I numeri sfortunati del genio John Nash: dal manicomio al taxi

25 maggio 2015, intelligo
I numeri sfortunati del genio John Nash: dal manicomio al taxi
Le sue parole oggi sembrano una profezia: "Chi specula sperando di vincere sul mercato azionario gioca un gioco non cooperativo ma speculativo, dove si può vincere o si può perdere. Come in tutti i giochi''.  

John Nash per tutti è il genio premiato dal nobel.  

Ma anche un uomo sofferente, perché uno dei più grandi matematici di tutti i tempi è morto in un incidente stradale a 86 anni.

Il caso ha voluto che morisse insieme alla moglie l'uomo che inventò la teoria dei giochi dalle equazioni differenziali alle derivate parziali. Lui, che aveva trovato il modo di spiegare come il caso influenzasse le situazioni complesse della vita quotidiana, chissà come avrebbe spiegato la sua fine.  

E la sua vita anche... Infatti la sua esistenza è stata tormentata dalla schizofrenia, che poi ispirò il romanzo ‘A beautiful mind’, di Sylvia Nasar. 

Romanzo che diede vita nel 2001, per mano del regista Ron Howard, al film omonimo interpretato da Russell Crowe.

Era nato nel 1928 in Virginia, a Bluefield, John Forbes Nash e si si era laureato nel 1950. 

Un fenomeno dei numeri che diede "presto i numeri" per fare un gioco di parole che non vuole affatto svilire il suo lavoro a partire dalla teoria centrale del lavoro di Nash che lo portò nel 1994 a vincere il Nobel per l’Economia. 

E dopo la cattedra nel 1951 al Massachusetts Institute of Technology (Mit) iniziarono i suoi tormenti. 

Dalla relazione con la sua infermiera che lo abbandonò non appena seppe che aspettava un figlio da lui, fino all'arresto
nel 1954 legato a comportamenti omosessuali.
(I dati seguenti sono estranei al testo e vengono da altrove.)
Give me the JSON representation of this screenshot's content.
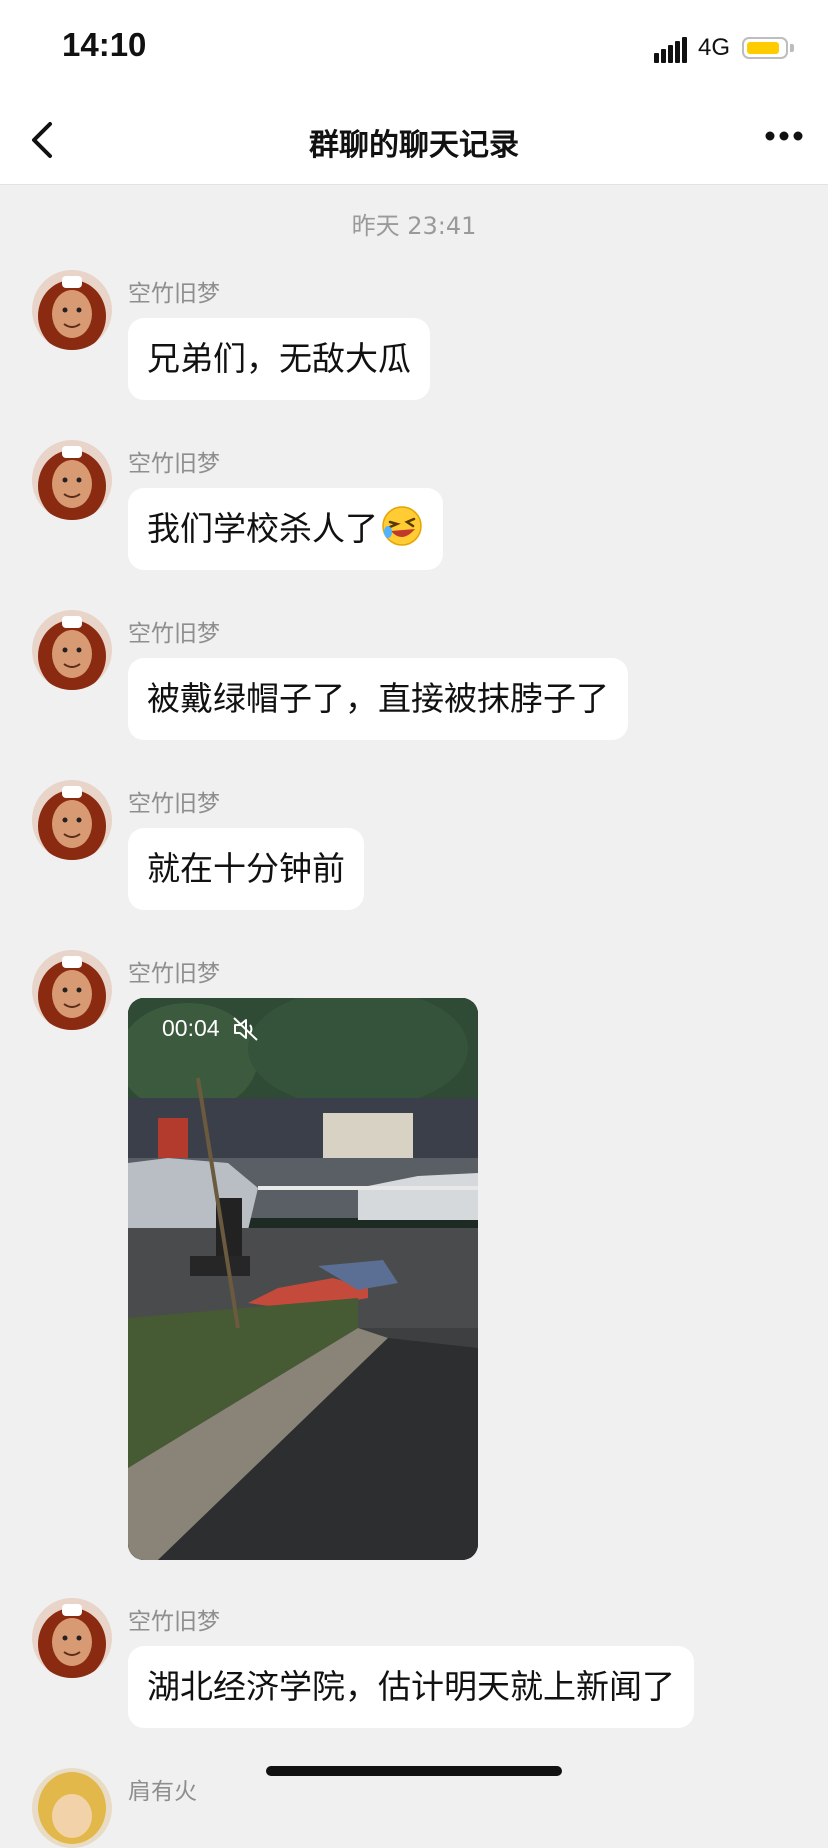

Poi nel 57 il matrimonio con Alicia Lopez-Harrison de Lardé, morta con lui in taxi

Nel 1959 il dramma della schizofrenia, l'abbandono della moglie e del figlio, il ricovero nell’ospedale del New Jersey, a Trenton nel 1970. 
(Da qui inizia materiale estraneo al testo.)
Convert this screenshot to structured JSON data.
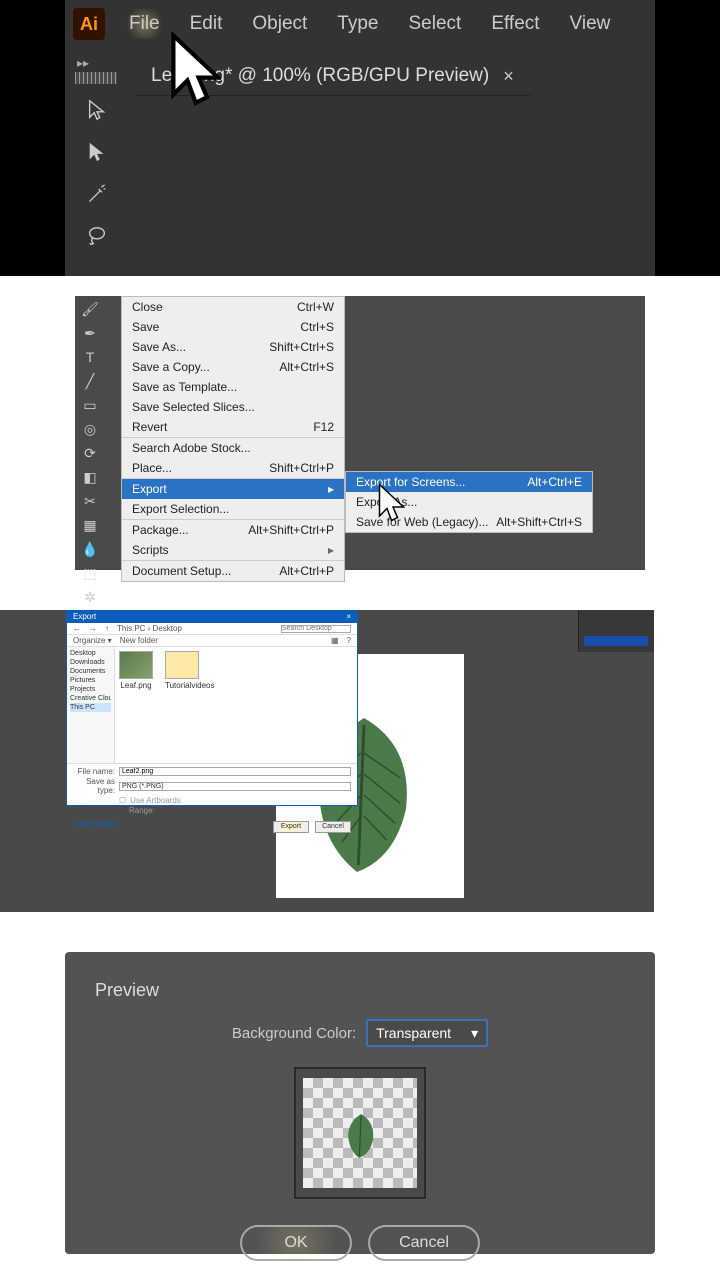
{
  "panel1": {
    "logo": "Ai",
    "menu": [
      "File",
      "Edit",
      "Object",
      "Type",
      "Select",
      "Effect",
      "View"
    ],
    "tab_title": "Leaf.png* @ 100% (RGB/GPU Preview)",
    "tab_close": "×",
    "expand": "▸▸",
    "tools": [
      "selection",
      "direct-selection",
      "magic-wand",
      "lasso"
    ]
  },
  "panel2": {
    "menu": [
      {
        "label": "Close",
        "shortcut": "Ctrl+W"
      },
      {
        "label": "Save",
        "shortcut": "Ctrl+S"
      },
      {
        "label": "Save As...",
        "shortcut": "Shift+Ctrl+S"
      },
      {
        "label": "Save a Copy...",
        "shortcut": "Alt+Ctrl+S"
      },
      {
        "label": "Save as Template...",
        "shortcut": ""
      },
      {
        "label": "Save Selected Slices...",
        "shortcut": ""
      },
      {
        "label": "Revert",
        "shortcut": "F12"
      },
      {
        "label": "Search Adobe Stock...",
        "shortcut": "",
        "sep": true
      },
      {
        "label": "Place...",
        "shortcut": "Shift+Ctrl+P"
      },
      {
        "label": "Export",
        "shortcut": "",
        "sep": true,
        "arrow": true,
        "hl": true
      },
      {
        "label": "Export Selection...",
        "shortcut": ""
      },
      {
        "label": "Package...",
        "shortcut": "Alt+Shift+Ctrl+P",
        "sep": true
      },
      {
        "label": "Scripts",
        "shortcut": "",
        "arrow": true
      },
      {
        "label": "Document Setup...",
        "shortcut": "Alt+Ctrl+P",
        "sep": true
      }
    ],
    "submenu": [
      {
        "label": "Export for Screens...",
        "shortcut": "Alt+Ctrl+E",
        "hl": true
      },
      {
        "label": "Export As...",
        "shortcut": ""
      },
      {
        "label": "Save for Web (Legacy)...",
        "shortcut": "Alt+Shift+Ctrl+S"
      }
    ],
    "tool_icons": [
      "brush",
      "blob",
      "text",
      "line",
      "rect",
      "paint",
      "rotate",
      "erase",
      "scissors",
      "grid",
      "eyedrop",
      "blend",
      "symbol",
      "graph"
    ]
  },
  "panel3": {
    "dialog_title": "Export",
    "toolbar": {
      "organize": "Organize ▾",
      "newfolder": "New folder"
    },
    "breadcrumb": "This PC  ›  Desktop",
    "search_placeholder": "Search Desktop",
    "sidebar": [
      "Desktop",
      "Downloads",
      "Documents",
      "Pictures",
      "Projects",
      "Creative Cloud F",
      "This PC"
    ],
    "sidebar_top": [
      "Desktop"
    ],
    "files": [
      {
        "name": "Leaf.png",
        "type": "img"
      },
      {
        "name": "Tutorialvideos",
        "type": "folder"
      }
    ],
    "filename_label": "File name:",
    "filename_value": "Leaf2.png",
    "savetype_label": "Save as type:",
    "savetype_value": "PNG (*.PNG)",
    "use_artboards": "Use Artboards",
    "range": "Range:",
    "hide_folders": "Hide Folders",
    "export_btn": "Export",
    "cancel_btn": "Cancel"
  },
  "panel4": {
    "title": "Preview",
    "bg_label": "Background Color:",
    "bg_value": "Transparent",
    "ok": "OK",
    "cancel": "Cancel"
  }
}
Leggeri miglioramenti lo portarono anche ad ottenere i riconoscimenti scientifici più prestigiosi, come il premio Neumann nel 1978. 

Tra alti e bassi tornò nel 2001 il nuovo matrimonio con la stessa moglie di sempre.

Il Nobel arrivò per l’Economia nel 1994 e il premio Steele nel 1999. Ultimo premio: il premio Abel ritirato il 19 maggio 2015 a Oslo.